Closed xukai92 closed 6 years ago
That would be great! ReverseDiff is the only package I have gotten to work with my seemingly exotic nested differentiation use case. (ReverseDiff(ForwardDiff) mixed). For reference, almost no packages support differentiation through the following (simplified)
f(w,x) = NeuralNetwork(w,x)
# Return closure over x
function loss(w,x)
∇xf(x) = jacobian(x->f(w,x), x) # This closes over latest w
w -> cost(w) + norm(∇xf(x)) # Loss function contains nested differentiation of the model with respect to the input
end
l = loss(w,x)
gradient(l,w) # Good luck with this
I solve it by taking the jacobian with ForwardDiff and the outer gradient with ReverseDiff. It is very slow (creating and compiling the reverse tape can fill my 16GB of ram), but works.
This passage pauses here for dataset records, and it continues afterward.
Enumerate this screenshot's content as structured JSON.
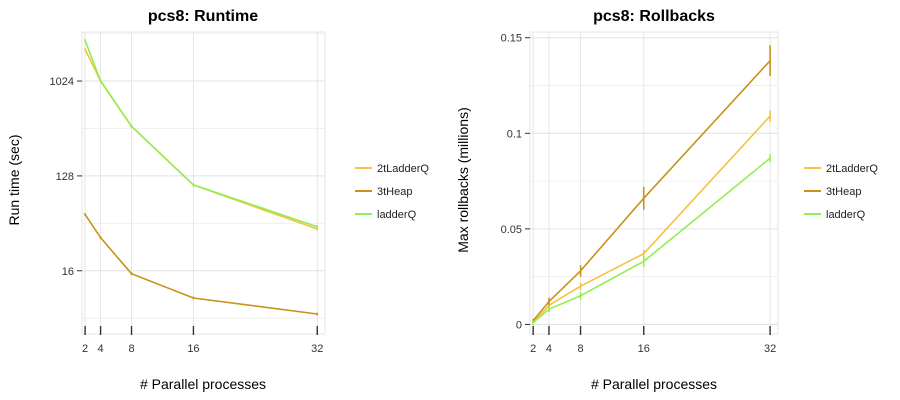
{
  "chart_data": [
    {
      "type": "line",
      "title": "pcs8: Runtime",
      "xlabel": "# Parallel processes",
      "ylabel": "Run time (sec)",
      "y_scale": "log2",
      "x": [
        2,
        4,
        8,
        16,
        32
      ],
      "xticks": [
        "2",
        "4",
        "8",
        "16",
        "32"
      ],
      "yticks": [
        "16",
        "128",
        "1024"
      ],
      "ytick_values": [
        16,
        128,
        1024
      ],
      "ylim": [
        4,
        3000
      ],
      "grid": true,
      "legend_position": "right",
      "series": [
        {
          "name": "2tLadderQ",
          "color": "#f5c242",
          "values": [
            2050,
            1024,
            380,
            105,
            40
          ]
        },
        {
          "name": "3tHeap",
          "color": "#c8921a",
          "values": [
            55,
            33,
            15,
            8.8,
            6.2
          ]
        },
        {
          "name": "ladderQ",
          "color": "#90ee50",
          "values": [
            2500,
            1024,
            380,
            105,
            42
          ]
        }
      ]
    },
    {
      "type": "line",
      "title": "pcs8: Rollbacks",
      "xlabel": "# Parallel processes",
      "ylabel": "Max rollbacks (millions)",
      "y_scale": "linear",
      "x": [
        2,
        4,
        8,
        16,
        32
      ],
      "xticks": [
        "2",
        "4",
        "8",
        "16",
        "32"
      ],
      "yticks": [
        "0",
        "0.05",
        "0.1",
        "0.15"
      ],
      "ytick_values": [
        0,
        0.05,
        0.1,
        0.15
      ],
      "ylim": [
        -0.005,
        0.153
      ],
      "grid": true,
      "legend_position": "right",
      "series": [
        {
          "name": "2tLadderQ",
          "color": "#f5c242",
          "values": [
            0.001,
            0.01,
            0.02,
            0.037,
            0.109
          ],
          "err": [
            0.001,
            0.0015,
            0.002,
            0.002,
            0.003
          ]
        },
        {
          "name": "3tHeap",
          "color": "#c8921a",
          "values": [
            0.002,
            0.012,
            0.028,
            0.066,
            0.138
          ],
          "err": [
            0.001,
            0.002,
            0.003,
            0.006,
            0.008
          ]
        },
        {
          "name": "ladderQ",
          "color": "#90ee50",
          "values": [
            0.001,
            0.008,
            0.015,
            0.033,
            0.087
          ],
          "err": [
            0.001,
            0.0015,
            0.002,
            0.003,
            0.002
          ]
        }
      ]
    }
  ]
}
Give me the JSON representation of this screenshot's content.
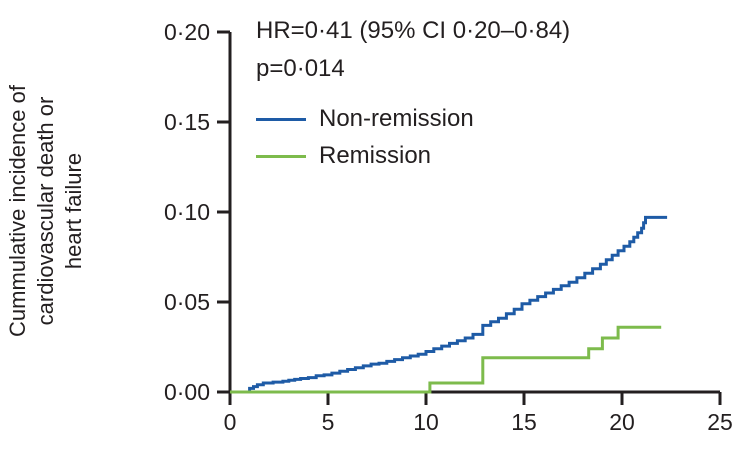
{
  "chart_data": {
    "type": "line",
    "subtype": "step-cumulative-incidence",
    "title": "",
    "xlabel": "",
    "ylabel": "Cummulative incidence of cardiovascular death or heart failure",
    "ylabel_lines": [
      "Cummulative incidence of",
      "cardiovascular death or",
      "heart failure"
    ],
    "annotation": [
      "HR=0·41 (95% CI 0·20–0·84)",
      "p=0·014"
    ],
    "xlim": [
      0,
      25
    ],
    "ylim": [
      0,
      0.2
    ],
    "grid": false,
    "legend_position": "upper-left-inside",
    "xticks": {
      "values": [
        0,
        5,
        10,
        15,
        20,
        25
      ],
      "labels": [
        "0",
        "5",
        "10",
        "15",
        "20",
        "25"
      ]
    },
    "yticks": {
      "values": [
        0.0,
        0.05,
        0.1,
        0.15,
        0.2
      ],
      "labels": [
        "0·00",
        "0·05",
        "0·10",
        "0·15",
        "0·20"
      ]
    },
    "colors": {
      "axis": "#231f20",
      "text": "#231f20",
      "non_remission": "#1e5ba6",
      "remission": "#7dbb4c"
    },
    "series": [
      {
        "name": "Non-remission",
        "color": "#1e5ba6",
        "points": [
          [
            0,
            0
          ],
          [
            0.9,
            0
          ],
          [
            1.0,
            0.002
          ],
          [
            1.2,
            0.003
          ],
          [
            1.4,
            0.004
          ],
          [
            1.7,
            0.005
          ],
          [
            2.2,
            0.0055
          ],
          [
            2.7,
            0.006
          ],
          [
            3.0,
            0.0065
          ],
          [
            3.3,
            0.007
          ],
          [
            3.6,
            0.0075
          ],
          [
            4.0,
            0.008
          ],
          [
            4.4,
            0.009
          ],
          [
            4.8,
            0.0095
          ],
          [
            5.2,
            0.0105
          ],
          [
            5.6,
            0.0115
          ],
          [
            6.0,
            0.0125
          ],
          [
            6.4,
            0.0135
          ],
          [
            6.8,
            0.0145
          ],
          [
            7.2,
            0.0155
          ],
          [
            7.6,
            0.016
          ],
          [
            8.0,
            0.017
          ],
          [
            8.4,
            0.018
          ],
          [
            8.8,
            0.019
          ],
          [
            9.2,
            0.02
          ],
          [
            9.6,
            0.021
          ],
          [
            10.0,
            0.0225
          ],
          [
            10.4,
            0.024
          ],
          [
            10.8,
            0.0255
          ],
          [
            11.2,
            0.027
          ],
          [
            11.6,
            0.0285
          ],
          [
            12.0,
            0.03
          ],
          [
            12.4,
            0.032
          ],
          [
            12.9,
            0.037
          ],
          [
            13.3,
            0.039
          ],
          [
            13.7,
            0.041
          ],
          [
            14.1,
            0.0435
          ],
          [
            14.5,
            0.046
          ],
          [
            14.9,
            0.049
          ],
          [
            15.3,
            0.051
          ],
          [
            15.7,
            0.053
          ],
          [
            16.1,
            0.055
          ],
          [
            16.5,
            0.057
          ],
          [
            16.9,
            0.059
          ],
          [
            17.3,
            0.061
          ],
          [
            17.7,
            0.0635
          ],
          [
            18.1,
            0.066
          ],
          [
            18.5,
            0.0685
          ],
          [
            18.9,
            0.071
          ],
          [
            19.2,
            0.0735
          ],
          [
            19.5,
            0.076
          ],
          [
            19.8,
            0.0785
          ],
          [
            20.1,
            0.081
          ],
          [
            20.4,
            0.0835
          ],
          [
            20.6,
            0.086
          ],
          [
            20.8,
            0.0885
          ],
          [
            21.0,
            0.091
          ],
          [
            21.1,
            0.094
          ],
          [
            21.2,
            0.097
          ],
          [
            22.3,
            0.097
          ]
        ]
      },
      {
        "name": "Remission",
        "color": "#7dbb4c",
        "points": [
          [
            0,
            0
          ],
          [
            10.2,
            0.005
          ],
          [
            12.9,
            0.019
          ],
          [
            18.3,
            0.024
          ],
          [
            19.0,
            0.03
          ],
          [
            19.8,
            0.036
          ],
          [
            22.0,
            0.036
          ]
        ]
      }
    ]
  }
}
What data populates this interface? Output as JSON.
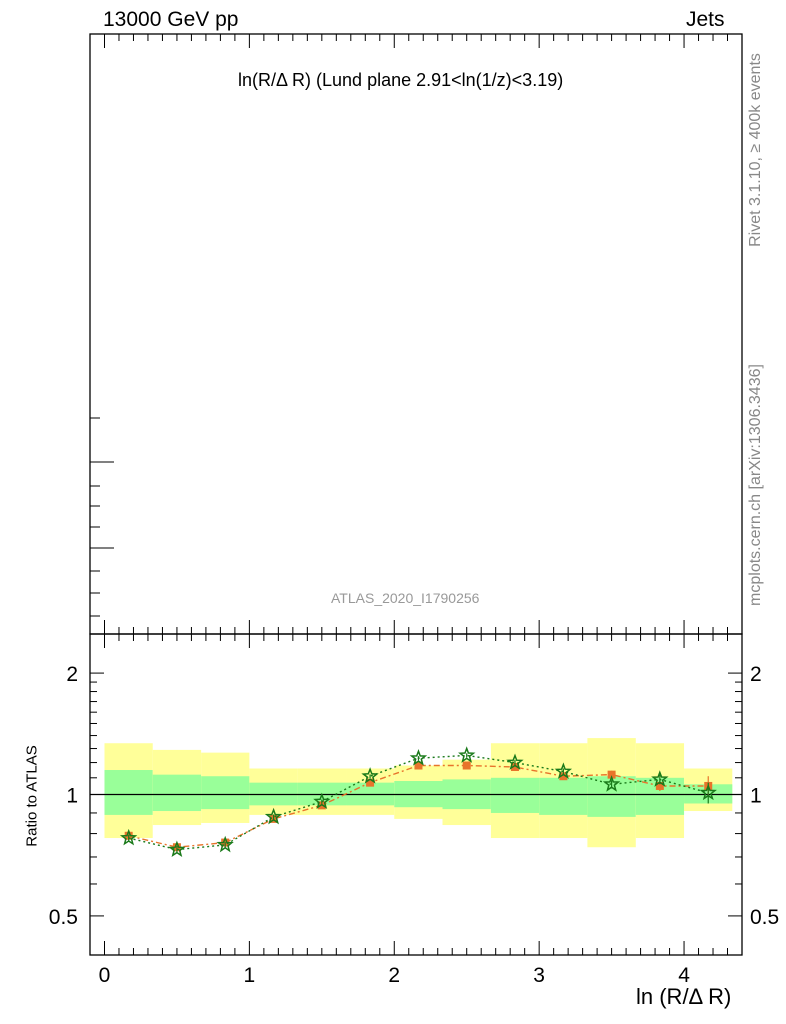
{
  "header": {
    "left": "13000 GeV pp",
    "right": "Jets"
  },
  "title": "ln(R/Δ R) (Lund plane 2.91<ln(1/z)<3.19)",
  "watermark": "ATLAS_2020_I1790256",
  "side_text": {
    "rivet": "Rivet 3.1.10, ≥ 400k events",
    "url": "mcplots.cern.ch [arXiv:1306.3436]"
  },
  "chart_data": {
    "type": "line",
    "xlabel": "ln (R/Δ R)",
    "ylabel": "Ratio to ATLAS",
    "xlim": [
      -0.1,
      4.4
    ],
    "ylim_log": [
      0.4,
      2.5
    ],
    "x_ticks": [
      "0",
      "1",
      "2",
      "3",
      "4"
    ],
    "y_ticks": [
      "0.5",
      "1",
      "2"
    ],
    "reference_line": 1,
    "bins": [
      {
        "lo": 0.0,
        "hi": 0.333,
        "band_inner": [
          0.89,
          1.15
        ],
        "band_outer": [
          0.78,
          1.34
        ]
      },
      {
        "lo": 0.333,
        "hi": 0.667,
        "band_inner": [
          0.91,
          1.12
        ],
        "band_outer": [
          0.84,
          1.29
        ]
      },
      {
        "lo": 0.667,
        "hi": 1.0,
        "band_inner": [
          0.92,
          1.11
        ],
        "band_outer": [
          0.85,
          1.27
        ]
      },
      {
        "lo": 1.0,
        "hi": 1.333,
        "band_inner": [
          0.94,
          1.07
        ],
        "band_outer": [
          0.89,
          1.16
        ]
      },
      {
        "lo": 1.333,
        "hi": 1.667,
        "band_inner": [
          0.94,
          1.07
        ],
        "band_outer": [
          0.89,
          1.16
        ]
      },
      {
        "lo": 1.667,
        "hi": 2.0,
        "band_inner": [
          0.94,
          1.07
        ],
        "band_outer": [
          0.89,
          1.16
        ]
      },
      {
        "lo": 2.0,
        "hi": 2.333,
        "band_inner": [
          0.93,
          1.08
        ],
        "band_outer": [
          0.87,
          1.18
        ]
      },
      {
        "lo": 2.333,
        "hi": 2.667,
        "band_inner": [
          0.92,
          1.09
        ],
        "band_outer": [
          0.84,
          1.22
        ]
      },
      {
        "lo": 2.667,
        "hi": 3.0,
        "band_inner": [
          0.9,
          1.1
        ],
        "band_outer": [
          0.78,
          1.34
        ]
      },
      {
        "lo": 3.0,
        "hi": 3.333,
        "band_inner": [
          0.89,
          1.1
        ],
        "band_outer": [
          0.78,
          1.34
        ]
      },
      {
        "lo": 3.333,
        "hi": 3.667,
        "band_inner": [
          0.88,
          1.11
        ],
        "band_outer": [
          0.74,
          1.38
        ]
      },
      {
        "lo": 3.667,
        "hi": 4.0,
        "band_inner": [
          0.89,
          1.1
        ],
        "band_outer": [
          0.78,
          1.34
        ]
      },
      {
        "lo": 4.0,
        "hi": 4.333,
        "band_inner": [
          0.95,
          1.06
        ],
        "band_outer": [
          0.91,
          1.16
        ]
      }
    ],
    "series": [
      {
        "color": "#e8742b",
        "marker": "square",
        "line_style": "dash-dot",
        "x": [
          0.167,
          0.5,
          0.833,
          1.167,
          1.5,
          1.833,
          2.167,
          2.5,
          2.833,
          3.167,
          3.5,
          3.833,
          4.167
        ],
        "y": [
          0.79,
          0.74,
          0.76,
          0.87,
          0.94,
          1.07,
          1.18,
          1.18,
          1.17,
          1.11,
          1.12,
          1.05,
          1.05
        ],
        "err": [
          0.015,
          0.015,
          0.012,
          0.012,
          0.012,
          0.012,
          0.015,
          0.015,
          0.018,
          0.02,
          0.025,
          0.03,
          0.06
        ]
      },
      {
        "color": "#1a7a1a",
        "marker": "star",
        "line_style": "dotted",
        "x": [
          0.167,
          0.5,
          0.833,
          1.167,
          1.5,
          1.833,
          2.167,
          2.5,
          2.833,
          3.167,
          3.5,
          3.833,
          4.167
        ],
        "y": [
          0.78,
          0.73,
          0.75,
          0.88,
          0.96,
          1.11,
          1.23,
          1.25,
          1.2,
          1.14,
          1.06,
          1.09,
          1.01
        ],
        "err": [
          0.015,
          0.015,
          0.012,
          0.012,
          0.012,
          0.012,
          0.015,
          0.015,
          0.018,
          0.02,
          0.025,
          0.03,
          0.06
        ]
      }
    ]
  },
  "colors": {
    "band_inner": "#99ff99",
    "band_outer": "#ffff99",
    "frame": "#000000"
  }
}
It also breaks Klara.jl c.f. https://github.com/JuliaStats/Klara.jl/issues/174
I have a branch that's passing tests on v0.7 now with only a few deprecation warnings left to tackle, but they'll require some work (the A_mul_B
deprecations). I also have not yet updated to the new broadcast machinery, and expect it to be nontrivial.
Won't have a lot of time to work on it in the next few days, but hopefully will be able to get a PR in at the end of the week.
ReverseDiff isn't actively developed anymore now that there are so many similar AD packages and I'm trying to work on some next-gen stuff, but I can probably at least update it for v0.7/1.0 so people can keep using it until Capstan is ready. I'll try to get to it by next week sometime.
In the meantime, one could try Nabla.jl, AutoGrad.jl, Flux.jl, or XGrad.jl.